Pilot Completes U.K.-Australia Stearman Flight
A British woman completed a 20-day flight from England to Australia in a Stearman on New Year's Day, commemorating a flight made by Amy Johnson in 1930. Tracey Curtis-Taylor, 53, landed at Darwin to complete the 8,000-mile trip, which began Oct. 1. "I'm feeling just a bit windblown, sunburnt and a bit punch drunk," Curtis-Taylor told media after she touched down. "This is where Amy Johnson touched down in 1930, so Darwin was the big moment for her. She was a 20th-century icon in terms of what she achieved. My flight is very much a tribute to her. It is celebrating what the pioneers achieved and what women achieve now in aviation."

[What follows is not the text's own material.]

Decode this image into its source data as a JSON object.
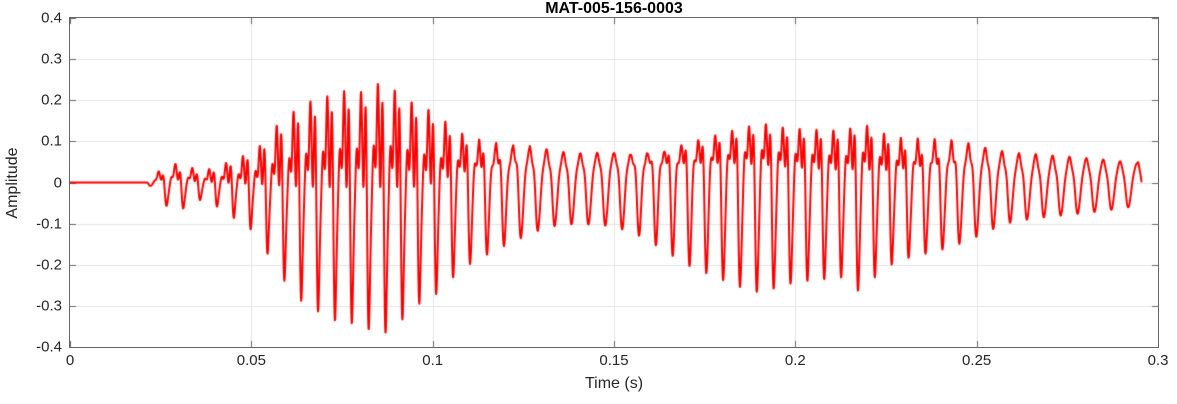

Curtis-Taylor flew through 23 countries on her way to Australia, loosely retracing the route of Johnson. Although she used GPS on the trip, the Stearman was equipped pretty much as it was when it rolled off Boeing's assembly line in 1942. Johnson flew a Gipsy Moth on her flight. She flew numerous other record-breaking flights during the 1930s until the Second World War interrupted. Johnson became a ferry pilot and was killed in 1941 after her plane went down in the Thames on a ferry flight. There were some reports that she was shot down by the British after she failed to give the correct radio contact codes.